Nonfiction Review: The Underground Girls of Kabul

The Underground Girls of Kabul: In Search of a Hidden Resistance in Afghanistan, Jenny Nordberg

Published July 14th 2015 by Broadway Books

Paperback, 366 pages

Source: Blogging for Books

In Afghanistan, a culture ruled almost entirely by men, the birth of a son is cause for celebration and the arrival of a daughter is often mourned as misfortune. A bacha posh (literally translated from Dari as “dressed up like a boy”) is a third kind of child – a girl temporarily raised as a boy and presented as such to the outside world. Jenny Nordberg, the reporter who broke the story of this phenomenon for the New York Times, constructs a powerful and moving account of those secretly living on the other side of a deeply segregated society where women have almost no rights and little freedom.

The Underground Girls of Kabul is anchored by vivid characters who bring this remarkable story to life: Azita, a female parliamentarian who sees no other choice but to turn her fourth daughter Mehran into a boy; Zahra, the tomboy teenager who struggles with puberty and refuses her parents’ attempts to turn her back into a girl; Shukria, now a married mother of three after living for twenty years as a man; and Nader, who prays with Shahed, the undercover female police officer, as they both remain in male disguise as adults.

At the heart of this emotional narrative is a new perspective on the extreme sacrifices of Afghan women and girls against the violent backdrop of America’s longest war.
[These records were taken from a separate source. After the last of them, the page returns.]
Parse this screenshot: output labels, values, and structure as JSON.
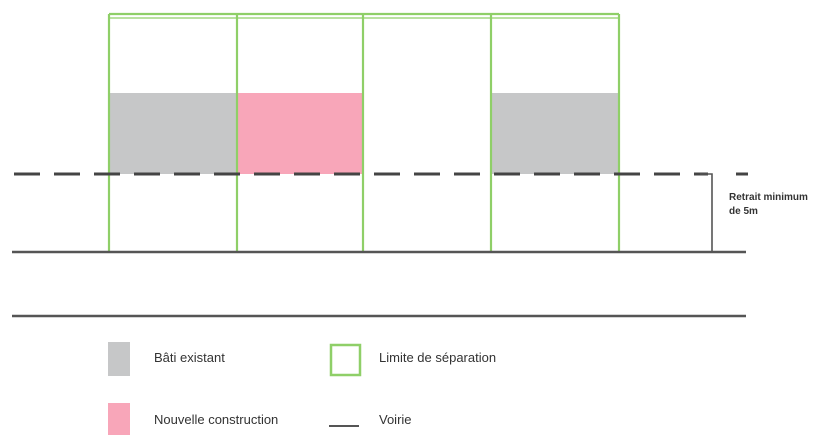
{
  "annotation": {
    "line1": "Retrait minimum",
    "line2": "de 5m"
  },
  "legend": {
    "existing_label": "Bâti existant",
    "new_label": "Nouvelle construction",
    "boundary_label": "Limite de séparation",
    "road_label": "Voirie"
  },
  "colors": {
    "existing": "#c6c7c8",
    "new": "#f8a6b9",
    "boundary": "#8fcf68",
    "road": "#555555",
    "setback": "#444444"
  }
}
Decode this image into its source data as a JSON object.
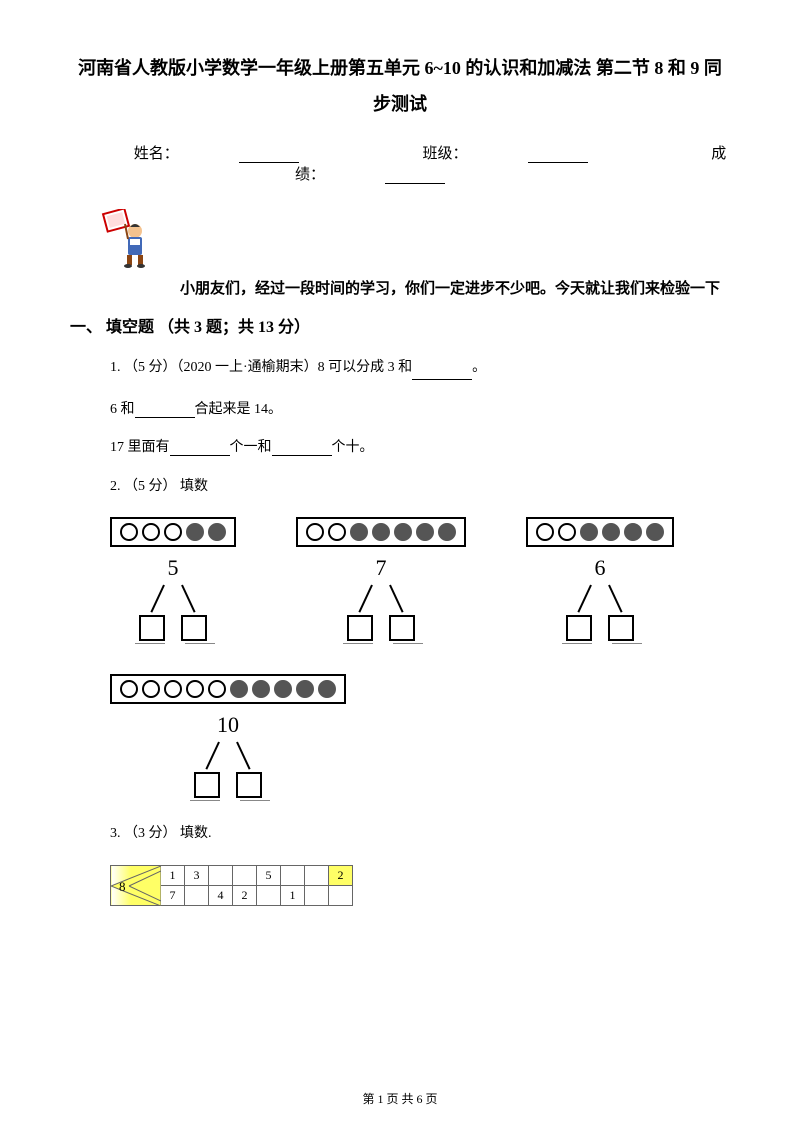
{
  "title": "河南省人教版小学数学一年级上册第五单元 6~10 的认识和加减法 第二节 8 和 9 同步测试",
  "info": {
    "name_label": "姓名：",
    "class_label": "班级：",
    "score_label": "成绩："
  },
  "intro": "小朋友们，经过一段时间的学习，你们一定进步不少吧。今天就让我们来检验一下",
  "section1": {
    "header": "一、 填空题 （共 3 题；共 13 分）",
    "q1": {
      "prefix": "1. （5 分）（2020 一上·通榆期末）8 可以分成 3 和",
      "suffix": "。",
      "line2_a": "6 和",
      "line2_b": "合起来是 14。",
      "line3_a": "17 里面有",
      "line3_b": "个一和",
      "line3_c": "个十。"
    },
    "q2": {
      "label": "2. （5 分） 填数",
      "diagrams": [
        {
          "total": "5",
          "white": 3,
          "filled": 2
        },
        {
          "total": "7",
          "white": 2,
          "filled": 5
        },
        {
          "total": "6",
          "white": 2,
          "filled": 4
        },
        {
          "total": "10",
          "white": 5,
          "filled": 5
        }
      ]
    },
    "q3": {
      "label": "3. （3 分） 填数.",
      "left_num": "8",
      "row1": [
        "1",
        "3",
        "",
        "",
        "5",
        "",
        "",
        "2"
      ],
      "row2": [
        "7",
        "",
        "4",
        "2",
        "",
        "1",
        "",
        ""
      ]
    }
  },
  "footer": "第 1 页 共 6 页",
  "colors": {
    "yellow": "#ffff66",
    "circle_fill": "#555555"
  }
}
Divided into four parts, the book follows those born as the unwanted sex in Afghanistan, but who live as the socially favored gender through childhood and puberty, only to later be forced into marriage and childbirth. The Underground Girls of Kabul charts their dramatic life cycles, while examining our own history and the parallels to subversive actions of people who live under oppression everywhere.

I would love to be anything in nature

But not a woman

Not an Afghan woman.


Kabul, 2009

This poem at the beginning of The Underground Girls pretty much sums up my feelings on this book.  I think I would love to be anything in nature but an Afghan woman.  I feel so very fortunate for my life and for my daughter after reading this.  This book was completely fascinating, and at the same time totally heartbreaking.  The women that spoke to Nordberg were so brave despite the horrors and violence that are so often a part of everyday life in Afghanistan.  Their stories of their everyday were completely compelling.  
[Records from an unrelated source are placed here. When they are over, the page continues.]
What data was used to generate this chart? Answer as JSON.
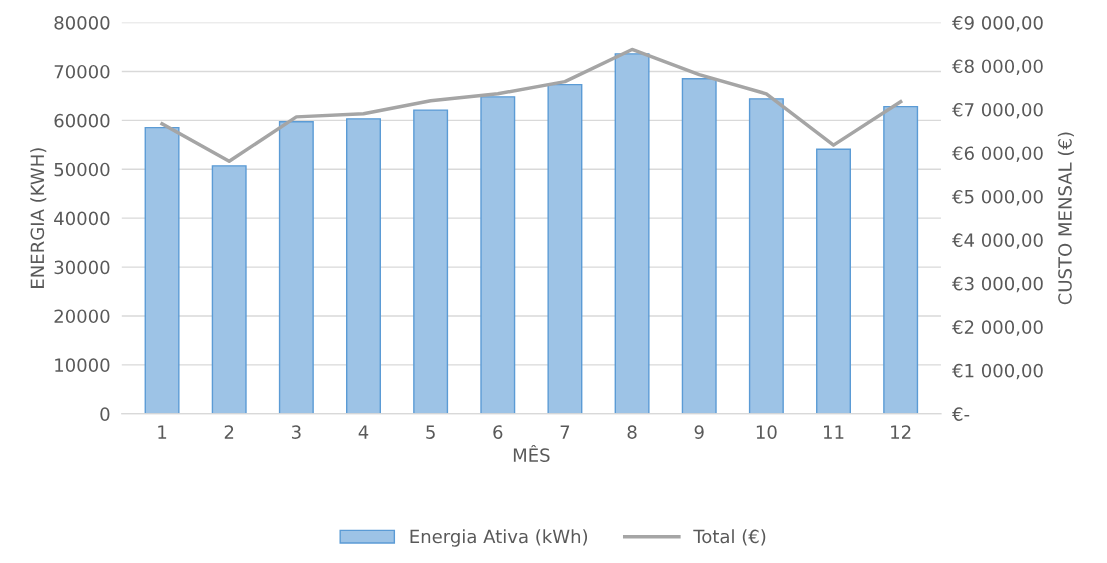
{
  "chart_data": {
    "type": "bar",
    "xlabel": "MÊS",
    "ylabel": "ENERGIA (KWH)",
    "y2label": "CUSTO MENSAL (€)",
    "categories": [
      "1",
      "2",
      "3",
      "4",
      "5",
      "6",
      "7",
      "8",
      "9",
      "10",
      "11",
      "12"
    ],
    "series": [
      {
        "name": "Energia Ativa (kWh)",
        "color": "#9dc3e6",
        "values": [
          58500,
          50700,
          59700,
          60300,
          62100,
          64800,
          67300,
          73600,
          68500,
          64400,
          54100,
          62800
        ]
      },
      {
        "name": "Total (€)",
        "type": "line",
        "axis": "y2",
        "color": "#a5a5a5",
        "values": [
          6670,
          5810,
          6830,
          6900,
          7200,
          7360,
          7640,
          8380,
          7800,
          7360,
          6180,
          7180
        ]
      }
    ],
    "ylim": [
      0,
      80000
    ],
    "yticks": [
      0,
      10000,
      20000,
      30000,
      40000,
      50000,
      60000,
      70000,
      80000
    ],
    "y2lim": [
      0,
      9000
    ],
    "y2ticks": [
      {
        "value": 0,
        "label": "€-"
      },
      {
        "value": 1000,
        "label": "€1 000,00"
      },
      {
        "value": 2000,
        "label": "€2 000,00"
      },
      {
        "value": 3000,
        "label": "€3 000,00"
      },
      {
        "value": 4000,
        "label": "€4 000,00"
      },
      {
        "value": 5000,
        "label": "€5 000,00"
      },
      {
        "value": 6000,
        "label": "€6 000,00"
      },
      {
        "value": 7000,
        "label": "€7 000,00"
      },
      {
        "value": 8000,
        "label": "€8 000,00"
      },
      {
        "value": 9000,
        "label": "€9 000,00"
      }
    ],
    "grid": "y",
    "legend": "bottom"
  }
}
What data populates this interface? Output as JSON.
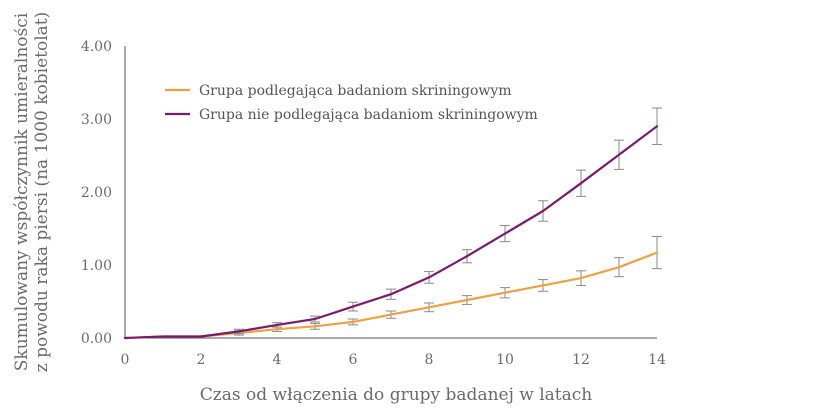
{
  "chart_data": {
    "type": "line",
    "xlabel": "Czas od włączenia do grupy badanej w latach",
    "ylabel_lines": [
      "Skumulowany współczynnik umieralności",
      "z powodu raka piersi (na 1000 kobietolat)"
    ],
    "x_ticks": [
      "0",
      "2",
      "4",
      "6",
      "8",
      "10",
      "12",
      "14"
    ],
    "y_ticks": [
      "0.00",
      "1.00",
      "2.00",
      "3.00",
      "4.00"
    ],
    "xlim": [
      0,
      14
    ],
    "ylim": [
      0,
      4
    ],
    "grid": false,
    "legend_position": "top-left",
    "x": [
      0,
      1,
      2,
      3,
      4,
      5,
      6,
      7,
      8,
      9,
      10,
      11,
      12,
      13,
      14
    ],
    "series": [
      {
        "name": "Grupa podlegająca badaniom skriningowym",
        "color": "#f0a040",
        "values": [
          0,
          0.02,
          0.02,
          0.07,
          0.12,
          0.16,
          0.22,
          0.32,
          0.42,
          0.52,
          0.62,
          0.72,
          0.82,
          0.97,
          1.17
        ],
        "err": [
          0,
          0,
          0,
          0.03,
          0.03,
          0.04,
          0.04,
          0.05,
          0.06,
          0.06,
          0.07,
          0.08,
          0.1,
          0.13,
          0.22
        ]
      },
      {
        "name": "Grupa nie podlegająca badaniom skriningowym",
        "color": "#7a1a6e",
        "values": [
          0,
          0.02,
          0.02,
          0.09,
          0.18,
          0.26,
          0.43,
          0.6,
          0.83,
          1.12,
          1.43,
          1.74,
          2.12,
          2.51,
          2.9
        ],
        "err": [
          0,
          0,
          0,
          0.03,
          0.03,
          0.04,
          0.06,
          0.07,
          0.08,
          0.09,
          0.11,
          0.14,
          0.18,
          0.2,
          0.25
        ]
      }
    ]
  }
}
Nordberg met the family of an Afghan politician, specifically her 3 daughters and her 1 young son.  The daughters reveal that their brother is actually their youngest sister and Nordberg was off on the hunt of the tradition of the “bacha posh,” girls being raised sometimes from infancy as boys.  Honestly, when you read what life is like in Afghanistan for women this tradition kind of makes sense.  Women can’t go out alone, girls can’t run errands, and I learned that couples that don’t have sons are shamed by society and also by their own families.  

When one gender is so unwanted, so despised and so suppressed, in a place where daughters are expressly unwanted, perhaps both the body and the mind of a growing human can be expected to revolt against becoming a woman.  And thus, perhaps, alter someone for good.”

How exciting it must have been for Nordberg to realize this practice hadn’t really been published on! I keep trying to imagine what it must have felt like for her to be on the hunt for the bacha posh – to find the women who would talk about this practice.  It was fascinating to realize that many of the Afghan women Nordberg encountered who were empowered in small ways had been bacha posh and so felt able to take some power for themselves as women.

I am happy God made me a girl, so I can become a mother.  In my heart I am still a boy, but it is my choice to wear women’s clothing now.  It’s only important to be a bacha posh in the head, to know you can do anything.”  

This book made me hope for the women of Afghanistan, even as it also made me fear for them.  What a way to live – and what a stage of life to transition from.   So much to think about.  This is definitely a book to read and discuss.  I have a list of friends I’m pushing my copy onto!  

5 stars

Thank you Blogging for Books for this copy in exchange for an honest opinion!


  1. I’m looking for more nonfiction books by women to read in 2016…I think this’ll have to go on the list. I feel like semi-recently there was a novel about this type of practice, but I don’t remember what it’s called.